Ben Correll in the Marine Corps

He laughed and said, “Does your dad know you’re going to get it cut like that?”

“Oh, yeah,” I said, lying quickly. “We came to town to get the truck greazed, and he gave me 50 cents to get my hair cut. He’s over at the pool room playin’ pool.”

Ben smiled broadly as he spread the apron over me with a flare like a bullfighter spreading his cape in front of a charging bull, tied the tie around my neck, took the clippers and made three or four quick swipes over my head, the hair floated quickly to the ground, he untied the string, shook the apron, and with a twinkle in his eyes, asked, “How’s this?”

I looked in the mirror behind him and said, “That’s good. That how you looked after you got your boot camp haircut in the Marines?”

“Something like that,” he said, laughing again when I handed him a half a dollar for the haircut. He handed me back a dime. “You better have a dime today to get a double dip of ice cream. You might need it.”

He usually gave me a nickel.

My father didn’t say a word until we got a mile or so north of town. Then he turned to look at me and said, “You look like a striped-assed ape.”

That’s all he ever said. Ben laughed when I told him the next time I got a haircut. As I grew older, I asked him about Iwo Jima. It was years before he would say much. But when I came home on leave from the Marine Corps or when I was in town, I always stopped by the barbershop to talk with him. Then when I was in college, I interviewed him about his experience on Iwo Jima and later wrote a longer article about Ben several years ago when I was editing The Spearhead News for the Fifth Marine Division Association. It was the best story he ever told me.

See the Spring 2008 issue of Spearhead to read what he said about getting wounded on D+3 and getting taken to the hospital ship.

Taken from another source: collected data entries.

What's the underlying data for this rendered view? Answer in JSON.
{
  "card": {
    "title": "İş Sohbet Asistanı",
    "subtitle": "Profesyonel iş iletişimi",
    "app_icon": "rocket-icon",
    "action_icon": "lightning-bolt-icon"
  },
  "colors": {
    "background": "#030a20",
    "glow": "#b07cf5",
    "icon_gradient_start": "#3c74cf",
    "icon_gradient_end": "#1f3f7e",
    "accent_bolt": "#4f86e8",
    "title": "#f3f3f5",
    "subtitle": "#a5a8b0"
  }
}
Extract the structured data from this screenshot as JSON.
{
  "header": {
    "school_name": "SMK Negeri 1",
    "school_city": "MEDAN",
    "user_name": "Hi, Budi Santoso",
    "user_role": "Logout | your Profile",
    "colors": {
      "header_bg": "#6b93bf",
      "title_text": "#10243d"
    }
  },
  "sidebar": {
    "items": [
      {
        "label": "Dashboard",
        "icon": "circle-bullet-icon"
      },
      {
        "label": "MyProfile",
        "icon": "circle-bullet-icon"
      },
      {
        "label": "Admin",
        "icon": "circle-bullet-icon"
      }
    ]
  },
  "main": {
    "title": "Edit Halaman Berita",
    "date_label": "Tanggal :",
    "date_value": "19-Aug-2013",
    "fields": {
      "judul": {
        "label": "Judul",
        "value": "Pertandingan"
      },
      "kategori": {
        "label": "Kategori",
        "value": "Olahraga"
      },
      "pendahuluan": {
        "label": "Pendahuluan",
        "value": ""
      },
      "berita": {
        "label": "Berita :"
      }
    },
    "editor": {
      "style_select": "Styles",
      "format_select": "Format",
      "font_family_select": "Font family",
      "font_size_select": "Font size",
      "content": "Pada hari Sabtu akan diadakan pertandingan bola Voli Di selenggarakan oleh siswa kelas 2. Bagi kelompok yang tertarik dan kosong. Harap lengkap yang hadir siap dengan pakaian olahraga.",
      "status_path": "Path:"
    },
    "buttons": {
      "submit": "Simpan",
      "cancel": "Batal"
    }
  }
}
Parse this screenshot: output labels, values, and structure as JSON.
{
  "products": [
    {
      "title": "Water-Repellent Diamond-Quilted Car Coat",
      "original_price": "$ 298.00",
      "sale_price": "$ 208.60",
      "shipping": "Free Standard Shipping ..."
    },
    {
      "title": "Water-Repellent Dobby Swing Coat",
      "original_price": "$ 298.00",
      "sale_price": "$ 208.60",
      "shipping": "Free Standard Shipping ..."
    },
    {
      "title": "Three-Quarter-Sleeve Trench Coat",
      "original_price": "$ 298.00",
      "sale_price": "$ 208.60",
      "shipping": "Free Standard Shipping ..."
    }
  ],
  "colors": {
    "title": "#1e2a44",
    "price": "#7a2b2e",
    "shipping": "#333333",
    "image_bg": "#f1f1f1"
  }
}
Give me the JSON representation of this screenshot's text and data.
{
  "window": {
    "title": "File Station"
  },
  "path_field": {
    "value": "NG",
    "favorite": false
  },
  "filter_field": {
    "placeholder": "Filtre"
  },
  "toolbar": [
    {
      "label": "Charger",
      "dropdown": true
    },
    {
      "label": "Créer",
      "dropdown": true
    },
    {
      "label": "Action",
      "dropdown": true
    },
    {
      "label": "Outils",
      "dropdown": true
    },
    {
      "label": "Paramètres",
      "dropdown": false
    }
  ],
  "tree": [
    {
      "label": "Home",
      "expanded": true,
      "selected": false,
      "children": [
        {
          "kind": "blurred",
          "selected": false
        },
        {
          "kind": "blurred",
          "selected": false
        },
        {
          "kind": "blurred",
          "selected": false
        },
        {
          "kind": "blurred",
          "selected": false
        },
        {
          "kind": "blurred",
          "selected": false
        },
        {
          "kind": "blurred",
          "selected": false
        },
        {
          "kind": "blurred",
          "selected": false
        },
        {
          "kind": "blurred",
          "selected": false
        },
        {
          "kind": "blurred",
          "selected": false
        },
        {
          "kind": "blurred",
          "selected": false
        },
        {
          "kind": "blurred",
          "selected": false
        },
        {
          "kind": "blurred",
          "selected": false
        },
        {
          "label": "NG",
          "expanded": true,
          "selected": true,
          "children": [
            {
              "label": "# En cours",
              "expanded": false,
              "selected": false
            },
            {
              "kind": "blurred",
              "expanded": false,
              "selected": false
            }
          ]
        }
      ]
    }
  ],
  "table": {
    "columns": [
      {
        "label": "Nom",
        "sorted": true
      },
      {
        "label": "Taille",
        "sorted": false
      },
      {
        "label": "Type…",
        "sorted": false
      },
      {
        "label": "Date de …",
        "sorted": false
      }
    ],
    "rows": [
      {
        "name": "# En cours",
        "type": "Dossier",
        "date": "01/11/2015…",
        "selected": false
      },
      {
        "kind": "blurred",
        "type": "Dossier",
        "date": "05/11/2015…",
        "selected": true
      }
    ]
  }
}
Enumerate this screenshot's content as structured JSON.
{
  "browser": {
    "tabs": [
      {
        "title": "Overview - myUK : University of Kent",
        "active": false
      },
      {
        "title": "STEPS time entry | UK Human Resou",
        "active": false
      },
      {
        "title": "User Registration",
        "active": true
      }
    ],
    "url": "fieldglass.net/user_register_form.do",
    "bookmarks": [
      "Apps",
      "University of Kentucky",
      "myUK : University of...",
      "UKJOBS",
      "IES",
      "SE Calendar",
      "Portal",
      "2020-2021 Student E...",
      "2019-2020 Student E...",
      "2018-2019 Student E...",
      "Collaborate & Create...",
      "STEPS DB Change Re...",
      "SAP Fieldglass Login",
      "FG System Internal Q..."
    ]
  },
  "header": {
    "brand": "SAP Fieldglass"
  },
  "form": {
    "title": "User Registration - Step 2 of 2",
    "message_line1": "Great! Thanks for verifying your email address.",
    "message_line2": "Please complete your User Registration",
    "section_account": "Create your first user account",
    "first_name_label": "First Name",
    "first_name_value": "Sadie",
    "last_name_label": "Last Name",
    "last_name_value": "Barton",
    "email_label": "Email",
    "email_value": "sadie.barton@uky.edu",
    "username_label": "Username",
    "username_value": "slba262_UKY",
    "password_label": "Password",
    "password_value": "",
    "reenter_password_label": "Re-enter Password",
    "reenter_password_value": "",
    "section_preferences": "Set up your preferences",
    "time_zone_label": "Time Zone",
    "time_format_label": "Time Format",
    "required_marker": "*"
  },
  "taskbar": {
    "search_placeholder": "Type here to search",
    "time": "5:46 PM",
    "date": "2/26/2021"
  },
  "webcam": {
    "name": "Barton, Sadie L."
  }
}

“As I was being winched over the side of a hospital ship the next morning, I turned on my side and looked back at the Rock,” he said. “It was just before noon. And there on the top of Suribachi, a bleak sky in the background with the sun’s rays shining on it just a little, was one of the most beautiful sites I’ll ever see: The flag stood out in technicolor against the drab background.

“It had to be the second flag,” he added, his eyes watering as he spoke. “But it was a real tearjerker. I’ll never see anything like it again.”